6. Watch for Warning Signs
Be proactive about identifying patterns indicative of creeping gold plating, like unclear requirements, lack of governance, “nice-to-have” feature requests, or overbuilding.
Revisit the scope if ambiguous elements emerge. Reel in stakeholders trying to increase the scale or complexity unnecessarily.
Warning Signs Your Project Is Becoming Gold Plated
Keep an eye out for these common indicators that gold plating may be putting your project at risk:
- Stakeholders make vague, expansive feature requests like “make it cutting-edge” or “showcase innovation”
- People insist on adding capabilities because “it would be nice to have”

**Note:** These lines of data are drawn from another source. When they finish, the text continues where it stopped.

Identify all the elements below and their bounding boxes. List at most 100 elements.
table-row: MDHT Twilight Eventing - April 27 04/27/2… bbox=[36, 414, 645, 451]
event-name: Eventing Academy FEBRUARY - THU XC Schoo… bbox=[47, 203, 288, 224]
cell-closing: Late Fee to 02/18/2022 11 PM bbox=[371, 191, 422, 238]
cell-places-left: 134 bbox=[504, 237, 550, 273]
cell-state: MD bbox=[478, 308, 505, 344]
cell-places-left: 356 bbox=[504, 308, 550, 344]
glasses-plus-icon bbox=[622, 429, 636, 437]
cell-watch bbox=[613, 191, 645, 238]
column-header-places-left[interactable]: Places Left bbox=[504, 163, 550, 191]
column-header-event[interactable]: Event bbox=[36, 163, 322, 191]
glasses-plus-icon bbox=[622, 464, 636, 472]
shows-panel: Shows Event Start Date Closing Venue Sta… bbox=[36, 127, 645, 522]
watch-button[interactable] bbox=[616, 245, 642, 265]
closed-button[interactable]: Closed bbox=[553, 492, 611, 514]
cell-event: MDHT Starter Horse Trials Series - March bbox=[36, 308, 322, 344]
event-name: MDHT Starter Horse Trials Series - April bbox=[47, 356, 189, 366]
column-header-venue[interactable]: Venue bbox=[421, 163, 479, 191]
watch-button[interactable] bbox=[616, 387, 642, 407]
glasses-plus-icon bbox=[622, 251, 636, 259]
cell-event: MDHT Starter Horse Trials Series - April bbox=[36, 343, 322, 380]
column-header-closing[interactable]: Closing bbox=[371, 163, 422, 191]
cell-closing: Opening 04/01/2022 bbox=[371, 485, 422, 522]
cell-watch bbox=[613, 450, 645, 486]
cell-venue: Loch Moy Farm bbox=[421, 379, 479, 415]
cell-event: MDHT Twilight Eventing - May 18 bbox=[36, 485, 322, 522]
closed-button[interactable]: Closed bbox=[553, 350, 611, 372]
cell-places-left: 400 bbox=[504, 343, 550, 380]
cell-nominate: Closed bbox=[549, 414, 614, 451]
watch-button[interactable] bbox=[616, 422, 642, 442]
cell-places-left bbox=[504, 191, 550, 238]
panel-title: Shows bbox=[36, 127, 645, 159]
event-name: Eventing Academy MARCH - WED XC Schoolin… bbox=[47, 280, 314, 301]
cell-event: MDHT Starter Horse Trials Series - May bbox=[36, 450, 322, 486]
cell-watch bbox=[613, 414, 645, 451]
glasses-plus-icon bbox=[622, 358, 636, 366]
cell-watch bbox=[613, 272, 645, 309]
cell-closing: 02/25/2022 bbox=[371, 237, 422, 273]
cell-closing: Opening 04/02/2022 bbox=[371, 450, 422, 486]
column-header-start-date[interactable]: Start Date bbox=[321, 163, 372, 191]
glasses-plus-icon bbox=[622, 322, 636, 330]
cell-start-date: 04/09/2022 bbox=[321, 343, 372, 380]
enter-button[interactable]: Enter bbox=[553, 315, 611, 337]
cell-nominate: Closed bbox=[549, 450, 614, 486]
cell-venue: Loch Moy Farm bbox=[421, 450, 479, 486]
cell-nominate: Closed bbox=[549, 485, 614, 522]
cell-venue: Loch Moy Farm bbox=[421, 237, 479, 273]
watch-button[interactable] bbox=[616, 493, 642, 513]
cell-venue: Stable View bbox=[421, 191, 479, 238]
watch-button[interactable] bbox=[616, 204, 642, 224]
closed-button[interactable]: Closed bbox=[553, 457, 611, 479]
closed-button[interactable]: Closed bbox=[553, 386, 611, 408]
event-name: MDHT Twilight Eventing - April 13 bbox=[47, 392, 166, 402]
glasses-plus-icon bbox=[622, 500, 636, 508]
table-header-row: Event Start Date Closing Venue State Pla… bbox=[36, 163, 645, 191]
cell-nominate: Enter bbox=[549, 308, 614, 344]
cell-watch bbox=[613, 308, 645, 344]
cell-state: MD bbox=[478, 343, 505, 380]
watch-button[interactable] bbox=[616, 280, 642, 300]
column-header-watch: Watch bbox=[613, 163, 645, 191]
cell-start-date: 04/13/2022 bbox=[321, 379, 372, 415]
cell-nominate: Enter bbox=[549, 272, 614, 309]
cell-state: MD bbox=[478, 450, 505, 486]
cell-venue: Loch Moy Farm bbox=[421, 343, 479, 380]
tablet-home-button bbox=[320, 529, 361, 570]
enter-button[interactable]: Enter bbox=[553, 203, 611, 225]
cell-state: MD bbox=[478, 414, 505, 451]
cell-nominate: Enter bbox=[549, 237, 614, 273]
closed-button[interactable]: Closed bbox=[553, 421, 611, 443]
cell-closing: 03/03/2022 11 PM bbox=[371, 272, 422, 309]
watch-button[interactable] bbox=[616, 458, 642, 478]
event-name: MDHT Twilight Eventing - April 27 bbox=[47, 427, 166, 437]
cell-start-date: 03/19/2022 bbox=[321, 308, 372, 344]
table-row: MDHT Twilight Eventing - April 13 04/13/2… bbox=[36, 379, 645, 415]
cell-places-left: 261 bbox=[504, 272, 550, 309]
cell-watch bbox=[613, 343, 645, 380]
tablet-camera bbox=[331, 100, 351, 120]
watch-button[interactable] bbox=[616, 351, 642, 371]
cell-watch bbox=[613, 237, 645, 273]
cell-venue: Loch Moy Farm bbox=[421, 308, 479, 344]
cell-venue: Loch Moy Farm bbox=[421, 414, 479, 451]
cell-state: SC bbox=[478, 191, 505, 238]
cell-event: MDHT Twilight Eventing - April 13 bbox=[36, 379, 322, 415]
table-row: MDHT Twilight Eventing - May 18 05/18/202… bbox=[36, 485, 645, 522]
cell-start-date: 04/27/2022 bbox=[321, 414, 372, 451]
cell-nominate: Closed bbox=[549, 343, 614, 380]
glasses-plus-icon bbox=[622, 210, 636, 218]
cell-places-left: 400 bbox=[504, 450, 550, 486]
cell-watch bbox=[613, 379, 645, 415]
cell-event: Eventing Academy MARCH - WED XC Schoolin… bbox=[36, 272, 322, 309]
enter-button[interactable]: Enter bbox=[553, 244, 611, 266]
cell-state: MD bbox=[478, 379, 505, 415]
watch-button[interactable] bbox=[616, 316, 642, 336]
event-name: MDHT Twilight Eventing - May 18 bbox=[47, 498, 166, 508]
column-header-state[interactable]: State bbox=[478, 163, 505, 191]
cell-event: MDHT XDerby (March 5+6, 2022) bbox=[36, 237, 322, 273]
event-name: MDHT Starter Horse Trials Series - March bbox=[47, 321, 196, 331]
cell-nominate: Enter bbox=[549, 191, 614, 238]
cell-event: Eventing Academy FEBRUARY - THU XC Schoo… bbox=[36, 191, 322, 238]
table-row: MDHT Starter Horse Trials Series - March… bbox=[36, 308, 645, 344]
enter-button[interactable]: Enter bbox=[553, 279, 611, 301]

- Teams overengineer aspects without a specific business need
- You observe excessive perfectionism or overpreparation
- There is inadequate tracking of feature requests and change orders
- No one is empowered to deny or defer proposed additions
- Trade-offs are avoided because of fear of sacrificing competitive advantage
- Scope increases incrementally without reassessing timelines or resources
- Stakeholders demand additions at the last minute before launch
Key Takeaways on Mitigating Gold Plating Risks
Gold plating is an avoidable threat to project success. By focusing on these key steps, you can proactively guard against uncontrolled scope increases:
- Define a realistic scope aligned to business needs
- Manage changes through a formal, controlled process
- Empower oversight stakeholders to challenge additions
- Foster transparency and provide guidance on trade-offs
- Limit perfectionism and overengineering
- Watch for warning signs like vague requirements
- Stick to the minimum viable product that meets needs
- Keep stakeholders focused on achieving core goals
While it’s tempting to go above and beyond, disciplined project managers recognize when enough is enough. Avoid the pitfalls of excessive gold plating by setting clear boundaries, managing scope creep, and delivering projects that steadily advance strategic goals without the unnecessary bells and whistles.
References
- Project Management Institute. (2017). A guide to the project management body of knowledge (PMBOK guide) (6th ed.). Newtown Square, PA: Project Management Institute.
- Kerzner, H. (2017). Project management: A systems approach to planning, scheduling, and controlling (12th ed.). Hoboken, NJ: John Wiley & Sons.
- Schwalbe, K. (2020). Information technology project management (9th ed.). Boston, MA: Cengage Learning.
- Shah, S. (2020). The root causes of scope creep and gold plating. Project Management Institute. https://www.pmi.org/learning/library/root-causes-scope-creep-gold-plating-12786
- Rad, P.F. (2002). Is your project team plagued by “scope creep?”. AACE International Transactions, PM21.